Open Access

The impact of spatial data redundancy on SOLAP query performance

  • Thiago Luís Lopes Siqueira1, 2,
  • Cristina Dutra de Aguiar Ciferri3,
  • Valéria Cesário Times4,
  • Anjolina Grisi de Oliveira4 and
  • Ricardo Rodrigues Ciferri1
Journal of the Brazilian Computer Society15:BF03194499

DOI: 10.1007/BF03194499

Received: 10 March 2009

Accepted: 12 May 2009

Abstract

Geographic Data Warehouses (GDW) are one of the main technologies used in decision-making processes and spatial analysis, and the literature proposes several conceptual and logical data models for GDW. However, little effort has been focused on studying how spatial data redundancy affects SOLAP (Spatial On-Line Analytical Processing) query performance over GDW. In this paper, we investigate this issue. Firstly, we compare redundant and non-redundant GDW schemas and conclude that redundancy is related to high performance losses. We also analyze the issue of indexing, aiming at improving SOLAP query performance on a redundant GDW. Comparisons of the SB-index approach, the star-join aided by R-tree and the star-join aided by GiST indicate that the SB-index significantly improves the elapsed time in query processing from 25% up to 99% with regard to SOLAP queries defined over the spatial predicates of intersection, enclosure and containment and applied to roll-up and drill-down operations. We also investigate the impact of the increase in data volume on the performance.

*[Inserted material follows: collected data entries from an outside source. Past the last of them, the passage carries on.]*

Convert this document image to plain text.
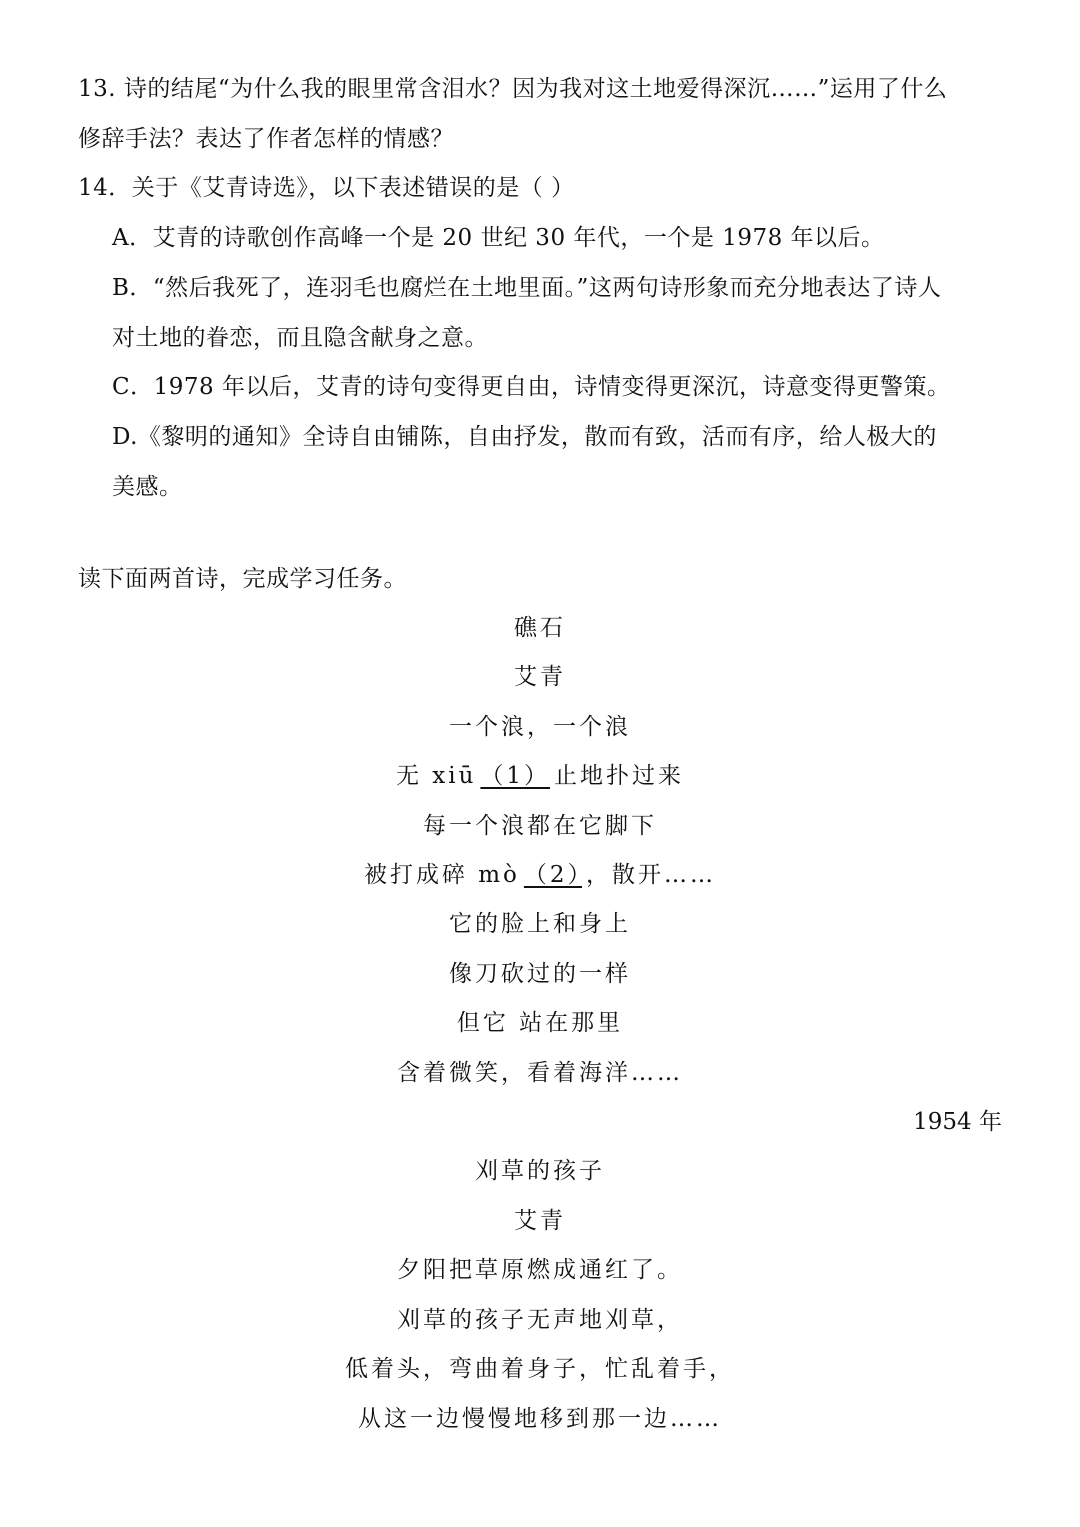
13. 诗的结尾“为什么我的眼里常含泪水？因为我对这土地爱得深沉……”运用了什么
修辞手法？表达了作者怎样的情感？
14．关于《艾青诗选》，以下表述错误的是（ ）
A．艾青的诗歌创作高峰一个是 20 世纪 30 年代，一个是 1978 年以后。
B．“然后我死了，连羽毛也腐烂在土地里面。”这两句诗形象而充分地表达了诗人
对土地的眷恋，而且隐含献身之意。
C．1978 年以后，艾青的诗句变得更自由，诗情变得更深沉，诗意变得更警策。
D.《黎明的通知》全诗自由铺陈，自由抒发，散而有致，活而有序，给人极大的
美感。
读下面两首诗，完成学习任务。
礁石
艾青
一个浪，一个浪
无 xiū （1） 止地扑过来
每一个浪都在它脚下
被打成碎 mò （2） ，散开……
它的脸上和身上
像刀砍过的一样
但它 站在那里
含着微笑，看着海洋……
1954 年
刈草的孩子
艾青
夕阳把草原燃成通红了。
刈草的孩子无声地刈草，
低着头，弯曲着身子，忙乱着手，
从这一边慢慢地移到那一边……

The increase did not impair the performance of the SB-index, which highly improved the elapsed time in query processing. Performance tests also show that the SB-index is far more compact than the star-join, requiring only a small fraction of at most 0.20% of the volume. Moreover, we propose a specific enhancement of the SB-index to deal with spatial data redundancy. This enhancement improved performance from 80 to 91% for redundant GDW schemas.